Trend #3 – Mobile Admin
Speaking of mobile, forward-thinker Randall Standard, CEO of VoicePad, arguably has more experience and expertise in the mobile space than anyone in real estate. He came from the wireless world and brought to real estate what is the most in-depth solution for IDX Mobile Lead Generation that’s totally integrated with AutomatedProperty Marketing. Standard just introduced a new term to real estate technology – Mobile Admin – by penning a piece that sets the stage for what is really going to revolutionize the industry’s adoption of mobile. Being able to administer systems and networks from any mobile device is the next horizon. The idea that you will be able to monitor, manage, troubleshoot and fix systems and networks from anywhere at anytime with any vendor — all from a smartphone or tablet – is going to happen. It will take time, Standard cautions, because it is hard, very hard. My guess is many tech firms are going to be bringing this revolution to the marketplace next year. Listen for this buzz at NAR.
Trend #4 – Lead Nurturing
So much focus is on the front end of the lead equation, generation and conversion. The problem, as Listingbook CEO Randall Kaplan points out in his blogs on the subject, is that tens of millions of dollars are being spent to support a current model that allows for only a 1 to 3 percent success rate. Studies show that real estate firms are turning as few as 1 out of 100 online leads into a real deal. The focus is on the lowest hanging fruit: What will close now, not later. Kaplan and others argue that the long game actually has more value to a brokerage and that the key is lead nurturing.

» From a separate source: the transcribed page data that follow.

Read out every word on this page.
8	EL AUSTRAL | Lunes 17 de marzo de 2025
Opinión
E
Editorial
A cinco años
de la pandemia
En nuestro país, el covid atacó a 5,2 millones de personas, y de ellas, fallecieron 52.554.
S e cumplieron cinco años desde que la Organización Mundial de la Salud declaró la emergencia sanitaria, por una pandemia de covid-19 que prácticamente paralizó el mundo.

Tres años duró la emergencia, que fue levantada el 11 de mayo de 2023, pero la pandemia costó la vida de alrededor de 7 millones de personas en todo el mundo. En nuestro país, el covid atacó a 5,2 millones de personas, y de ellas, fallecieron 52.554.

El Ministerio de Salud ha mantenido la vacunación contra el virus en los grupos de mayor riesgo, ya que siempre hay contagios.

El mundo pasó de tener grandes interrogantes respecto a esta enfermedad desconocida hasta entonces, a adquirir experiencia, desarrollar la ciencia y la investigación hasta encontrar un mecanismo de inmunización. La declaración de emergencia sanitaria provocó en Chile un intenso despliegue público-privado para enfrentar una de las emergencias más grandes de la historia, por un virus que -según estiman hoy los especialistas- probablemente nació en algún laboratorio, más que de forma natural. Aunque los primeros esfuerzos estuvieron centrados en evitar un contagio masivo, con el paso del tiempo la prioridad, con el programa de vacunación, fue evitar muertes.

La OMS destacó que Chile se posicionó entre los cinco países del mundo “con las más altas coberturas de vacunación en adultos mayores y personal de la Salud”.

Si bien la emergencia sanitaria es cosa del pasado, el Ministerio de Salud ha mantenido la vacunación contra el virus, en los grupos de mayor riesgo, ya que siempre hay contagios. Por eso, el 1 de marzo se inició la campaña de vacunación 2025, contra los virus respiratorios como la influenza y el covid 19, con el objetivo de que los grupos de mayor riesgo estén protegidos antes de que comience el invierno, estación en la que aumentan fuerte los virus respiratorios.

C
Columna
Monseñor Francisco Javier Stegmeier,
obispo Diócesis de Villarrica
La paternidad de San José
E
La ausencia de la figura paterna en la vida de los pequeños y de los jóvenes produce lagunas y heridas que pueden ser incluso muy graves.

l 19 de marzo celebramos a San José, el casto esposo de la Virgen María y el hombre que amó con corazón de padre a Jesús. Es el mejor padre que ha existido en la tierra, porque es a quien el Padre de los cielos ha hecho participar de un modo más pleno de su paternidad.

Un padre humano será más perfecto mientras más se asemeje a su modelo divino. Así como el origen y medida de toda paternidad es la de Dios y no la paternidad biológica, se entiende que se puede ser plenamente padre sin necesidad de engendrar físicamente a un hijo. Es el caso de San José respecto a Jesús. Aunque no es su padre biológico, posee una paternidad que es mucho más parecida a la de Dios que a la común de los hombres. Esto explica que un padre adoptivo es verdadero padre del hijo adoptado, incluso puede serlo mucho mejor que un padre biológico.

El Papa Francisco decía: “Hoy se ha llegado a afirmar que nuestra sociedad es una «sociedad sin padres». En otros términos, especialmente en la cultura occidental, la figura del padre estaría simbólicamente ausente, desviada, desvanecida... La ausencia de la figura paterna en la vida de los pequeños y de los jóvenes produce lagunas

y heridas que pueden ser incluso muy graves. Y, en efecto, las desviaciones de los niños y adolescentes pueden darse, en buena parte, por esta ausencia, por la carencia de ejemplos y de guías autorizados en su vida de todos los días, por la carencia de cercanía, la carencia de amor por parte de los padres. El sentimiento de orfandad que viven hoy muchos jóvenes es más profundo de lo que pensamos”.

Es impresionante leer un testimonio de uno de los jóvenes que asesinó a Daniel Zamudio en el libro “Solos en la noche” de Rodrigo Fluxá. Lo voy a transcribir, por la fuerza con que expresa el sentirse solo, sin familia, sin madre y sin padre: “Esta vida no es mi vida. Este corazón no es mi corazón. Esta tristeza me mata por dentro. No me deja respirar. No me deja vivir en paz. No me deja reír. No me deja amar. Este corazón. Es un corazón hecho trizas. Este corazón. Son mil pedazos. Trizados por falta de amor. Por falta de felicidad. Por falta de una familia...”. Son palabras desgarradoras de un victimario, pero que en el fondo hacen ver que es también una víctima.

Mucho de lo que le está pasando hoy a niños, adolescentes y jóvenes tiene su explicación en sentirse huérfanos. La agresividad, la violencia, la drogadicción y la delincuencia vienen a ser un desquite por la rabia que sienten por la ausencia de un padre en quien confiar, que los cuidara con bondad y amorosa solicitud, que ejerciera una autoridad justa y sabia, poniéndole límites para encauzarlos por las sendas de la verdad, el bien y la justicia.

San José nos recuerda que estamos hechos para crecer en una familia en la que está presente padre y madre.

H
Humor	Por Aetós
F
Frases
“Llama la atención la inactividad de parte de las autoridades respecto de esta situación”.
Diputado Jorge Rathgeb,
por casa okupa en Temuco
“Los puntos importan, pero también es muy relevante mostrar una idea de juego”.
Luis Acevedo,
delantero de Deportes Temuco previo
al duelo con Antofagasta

The trick is most lead nurturing approaches also have a huge fallout rate. In 2016, watch for systems that figure out how to stay in touch with the “lookers” over time as they eventually will become loyalists, clients you can serve not just for their next transactions, but their future ones as well. Look for a “sticky” lead nurturing program that can deliver value over many months and even years to potential prospects that right now are being discarded as dead leads.
Trend #5 – Big Data: Standards, Upstream, Broker Public Portal and ListTrac
Just look at what has happened to the Real Estate Standards Organization, or RESO, this year and you’ll see that innovation is going to be unleashed like never before in real estate next year. After NAR mandated the adoption of the RESO Data Dictionary, many doubted its success. Yet RESO just announced that MLSs serving about one-third of all Realtors® in the U.S. have already been Data Dictionary Certified. This data standard movement is being embraced by large industry initiatives that include Upstream and the Broker Public Portal. Standards remove so many obstacles for startups that 2016 is likely to be the year of standards. Standards will also drive transparency, and that’s the sandbox that fast-growing ListTrac, the company known as the Google Analytics for Listings, is playing in. ListTrac leverages Big Data in a way that gives agents, brokers and MLSs incredible insight to how their listings are performing across the web in one easy-to-read Dashboard. They manifest transparency at its finest as they help agents finally figure out what’s working online and what’s not. Look for firms that are aligned to embrace new industry standards and you will find firms that will help shape the future of real estate.
Remember, when you stroll the Exhibit Hall aisles at NAR, attend the workshops and meetings, look and listen not only for signs of these trends, but others industry trends in 2016. That’s because the one thing that this convention does a great job of doing is showing us what we are going to be talking about next year.